The plaza exhaled as one. All of them releasing a breath I hadn’t realized they’d been holding, and then a beat of silence, and then the whispering started again, faster and sharper, layered with fresh weight.
I bowed slightly, turned, and walked back to my place with the card in my hand and my face doing nothing as I did not let any part of me show what I was actually feeling.
The rest of my group passed.
Metys Ozen got a thirty, which she received with a small, stunned smile. Rael Solenne got a thirty as well, accepted it without surprise, and walked back to his place. Eydric Vael got a twenty-five, which was better than most. Cael got a seventeen. Dessa Vashren got a twenty-two.
None of them were sent to the eastern gate, and I was more relieved about that than I’d been about my own score, which was a feeling I had not expected to have this morning.
Gressil rolled the paper back into its scroll and looked out over what was left of us. “The practical examination will commence following a one-hour recess. Details will be provided at that time. You are dismissed until then.”

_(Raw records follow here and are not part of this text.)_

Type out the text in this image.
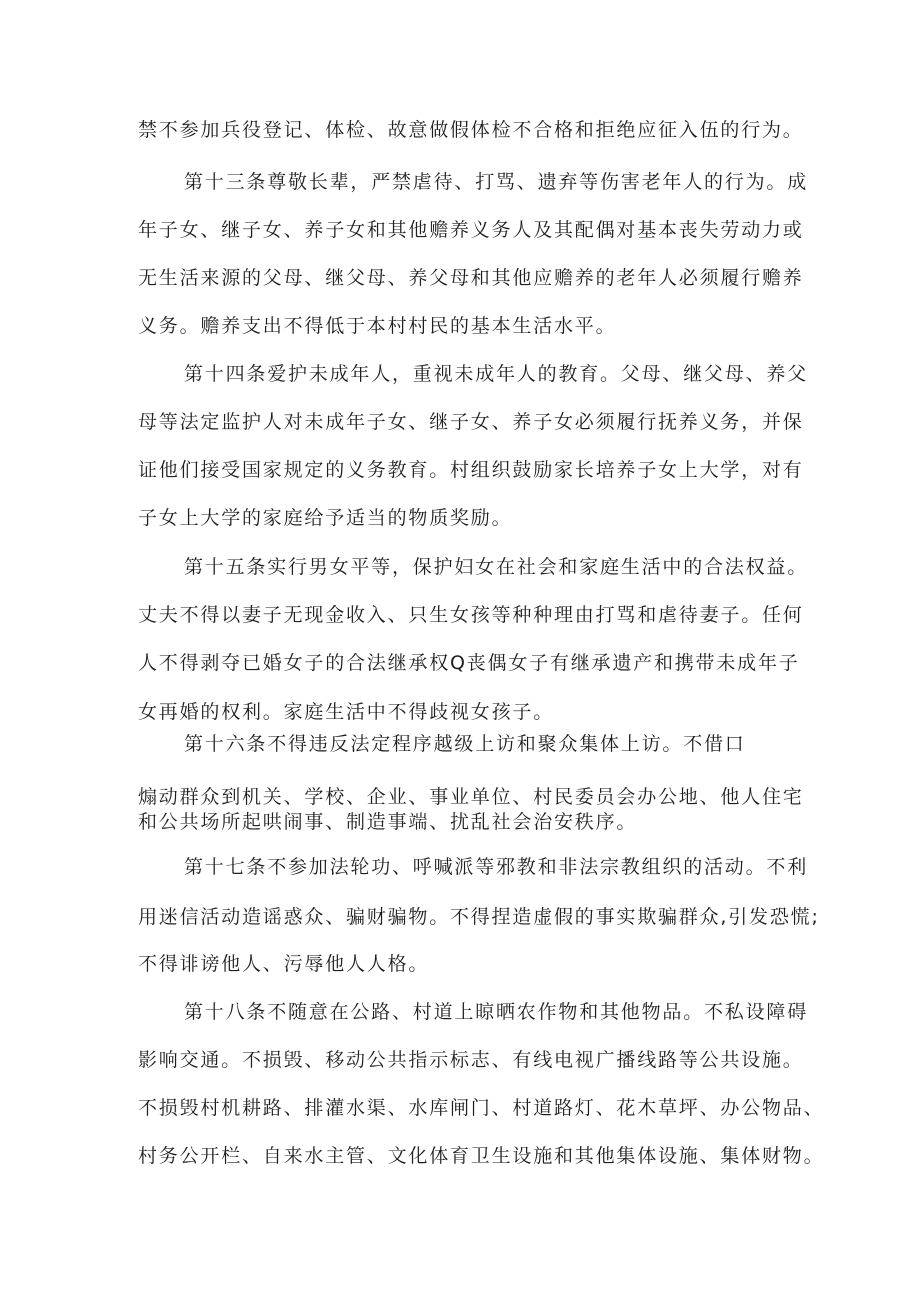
禁不参加兵役登记、体检、故意做假体检不合格和拒绝应征入伍的行为。
第十三条尊敬长辈，严禁虐待、打骂、遗弃等伤害老年人的行为。成
年子女、继子女、养子女和其他赡养义务人及其配偶对基本丧失劳动力或
无生活来源的父母、继父母、养父母和其他应赡养的老年人必须履行赡养
义务。赡养支出不得低于本村村民的基本生活水平。
第十四条爱护未成年人，重视未成年人的教育。父母、继父母、养父
母等法定监护人对未成年子女、继子女、养子女必须履行抚养义务，并保
证他们接受国家规定的义务教育。村组织鼓励家长培养子女上大学，对有
子女上大学的家庭给予适当的物质奖励。
第十五条实行男女平等，保护妇女在社会和家庭生活中的合法权益。
丈夫不得以妻子无现金收入、只生女孩等种种理由打骂和虐待妻子。任何
人不得剥夺已婚女子的合法继承权Q丧偶女子有继承遗产和携带未成年子
女再婚的权利。家庭生活中不得歧视女孩子。
第十六条不得违反法定程序越级上访和聚众集体上访。不借口
煽动群众到机关、学校、企业、事业单位、村民委员会办公地、他人住宅
和公共场所起哄闹事、制造事端、扰乱社会治安秩序。
第十七条不参加法轮功、呼喊派等邪教和非法宗教组织的活动。不利
用迷信活动造谣惑众、骗财骗物。不得捏造虚假的事实欺骗群众,引发恐慌;
不得诽谤他人、污辱他人人格。
第十八条不随意在公路、村道上晾晒农作物和其他物品。不私设障碍
影响交通。不损毁、移动公共指示标志、有线电视广播线路等公共设施。
不损毁村机耕路、排灌水渠、水库闸门、村道路灯、花木草坪、办公物品、
村务公开栏、自来水主管、文化体育卫生设施和其他集体设施、集体财物。
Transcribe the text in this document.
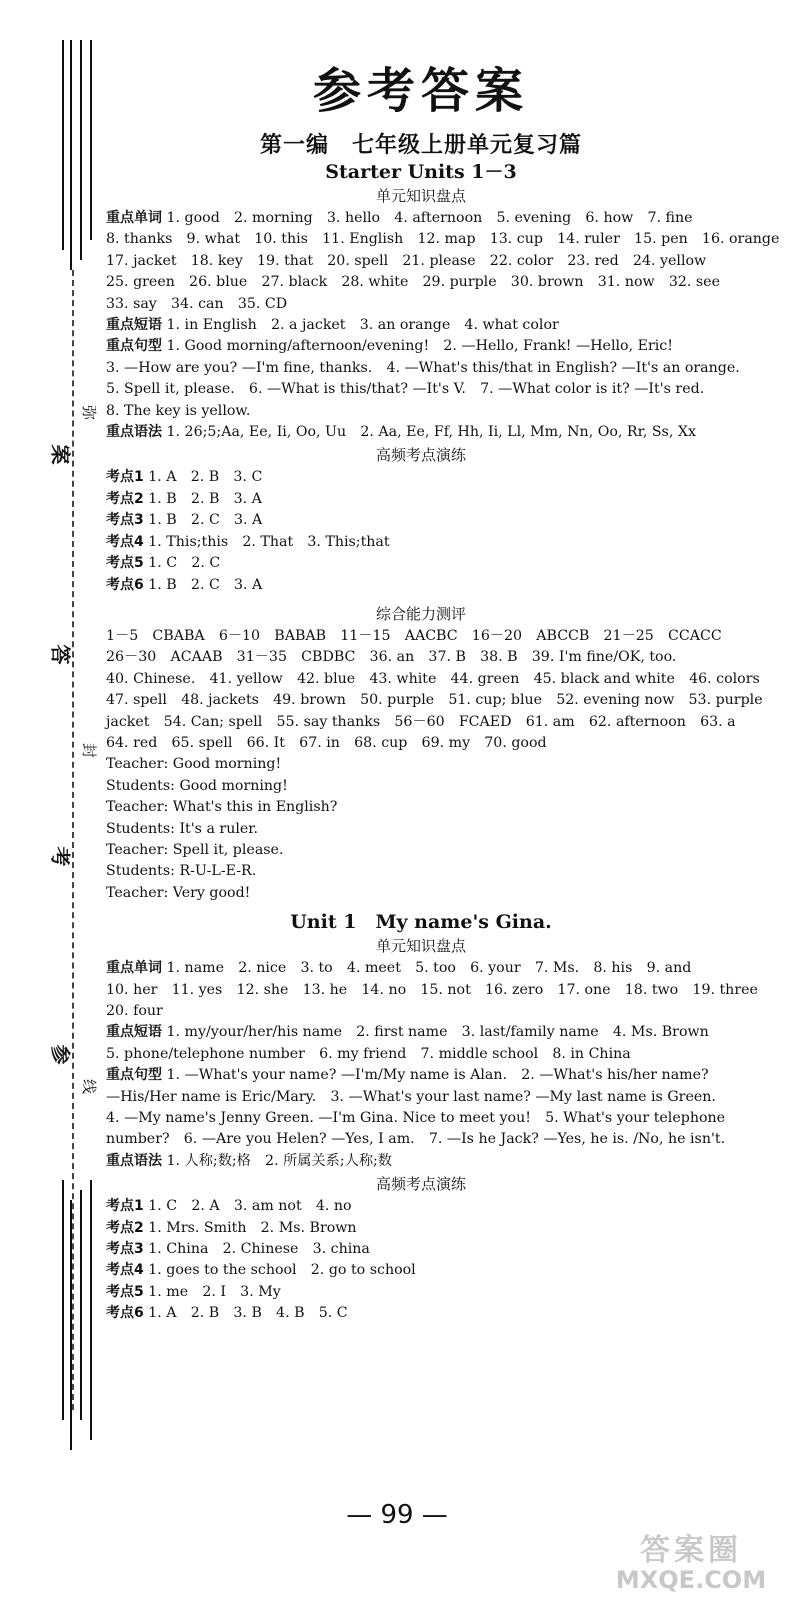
弥
案
答
封
考
参
线
参考答案
第一编　七年级上册单元复习篇
Starter Units 1－3
单元知识盘点
重点单词 1. good　2. morning　3. hello　4. afternoon　5. evening　6. how　7. fine
8. thanks　9. what　10. this　11. English　12. map　13. cup　14. ruler　15. pen　16. orange
17. jacket　18. key　19. that　20. spell　21. please　22. color　23. red　24. yellow
25. green　26. blue　27. black　28. white　29. purple　30. brown　31. now　32. see
33. say　34. can　35. CD
重点短语 1. in English　2. a jacket　3. an orange　4. what color
重点句型 1. Good morning/afternoon/evening!　2. —Hello, Frank! —Hello, Eric!
3. —How are you? —I'm fine, thanks.　4. —What's this/that in English? —It's an orange.
5. Spell it, please.　6. —What is this/that? —It's V.　7. —What color is it? —It's red.
8. The key is yellow.
重点语法 1. 26;5;Aa, Ee, Ii, Oo, Uu　2. Aa, Ee, Ff, Hh, Ii, Ll, Mm, Nn, Oo, Rr, Ss, Xx
高频考点演练
考点1 1. A　2. B　3. C
考点2 1. B　2. B　3. A
考点3 1. B　2. C　3. A
考点4 1. This;this　2. That　3. This;that
考点5 1. C　2. C
考点6 1. B　2. C　3. A
综合能力测评
1－5　CBABA　6－10　BABAB　11－15　AACBC　16－20　ABCCB　21－25　CCACC
26－30　ACAAB　31－35　CBDBC　36. an　37. B　38. B　39. I'm fine/OK, too.
40. Chinese.　41. yellow　42. blue　43. white　44. green　45. black and white　46. colors
47. spell　48. jackets　49. brown　50. purple　51. cup; blue　52. evening now　53. purple
jacket　54. Can; spell　55. say thanks　56－60　FCAED　61. am　62. afternoon　63. a
64. red　65. spell　66. It　67. in　68. cup　69. my　70. good
Teacher: Good morning!
Students: Good morning!
Teacher: What's this in English?
Students: It's a ruler.
Teacher: Spell it, please.
Students: R-U-L-E-R.
Teacher: Very good!
Unit 1　My name's Gina.
单元知识盘点
重点单词 1. name　2. nice　3. to　4. meet　5. too　6. your　7. Ms.　8. his　9. and
10. her　11. yes　12. she　13. he　14. no　15. not　16. zero　17. one　18. two　19. three
20. four
重点短语 1. my/your/her/his name　2. first name　3. last/family name　4. Ms. Brown
5. phone/telephone number　6. my friend　7. middle school　8. in China
重点句型 1. —What's your name? —I'm/My name is Alan.　2. —What's his/her name?
—His/Her name is Eric/Mary.　3. —What's your last name? —My last name is Green.
4. —My name's Jenny Green. —I'm Gina. Nice to meet you!　5. What's your telephone
number?　6. —Are you Helen? —Yes, I am.　7. —Is he Jack? —Yes, he is. /No, he isn't.
重点语法 1. 人称;数;格　2. 所属关系;人称;数
高频考点演练
考点1 1. C　2. A　3. am not　4. no
考点2 1. Mrs. Smith　2. Ms. Brown
考点3 1. China　2. Chinese　3. china
考点4 1. goes to the school　2. go to school
考点5 1. me　2. I　3. My
考点6 1. A　2. B　3. B　4. B　5. C
— 99 —
答案圈
MXQE.COM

He turned and walked back into the building with Veyra and Bryce behind him, and the stone panels ground shut, and the second they sealed, the plaza erupted.
A boy two rows behind me actually shouted and someone else was laughing while Metys had both hands pressed over her face and was saying “oh my god oh my god oh my god” into her palms.
Rael was simply smiling and even Eydric exhaled loud enough for me to hear it from where I stood. Around the plaza there were hugs happening, and people clapping each other on the back, and candidates collapsing onto benches with their heads in their hands. I kept my face level, my posture correct, my breathing even, exactly as I’d been taught, and inside my chest there was a small, uncontrollable thing that kept trying to climb up into my throat and turn itself into a sound, but I was not going to let it, because I was House Aridis and we did not falter and we also did not, sadly, whoop.
I was still standing in my spot when a boy came up to me.
He was maybe a year older, with a narrow face and a house crest I didn’t recognize embroidered on his collar in green thread. He stopped about three feet away and looked at me.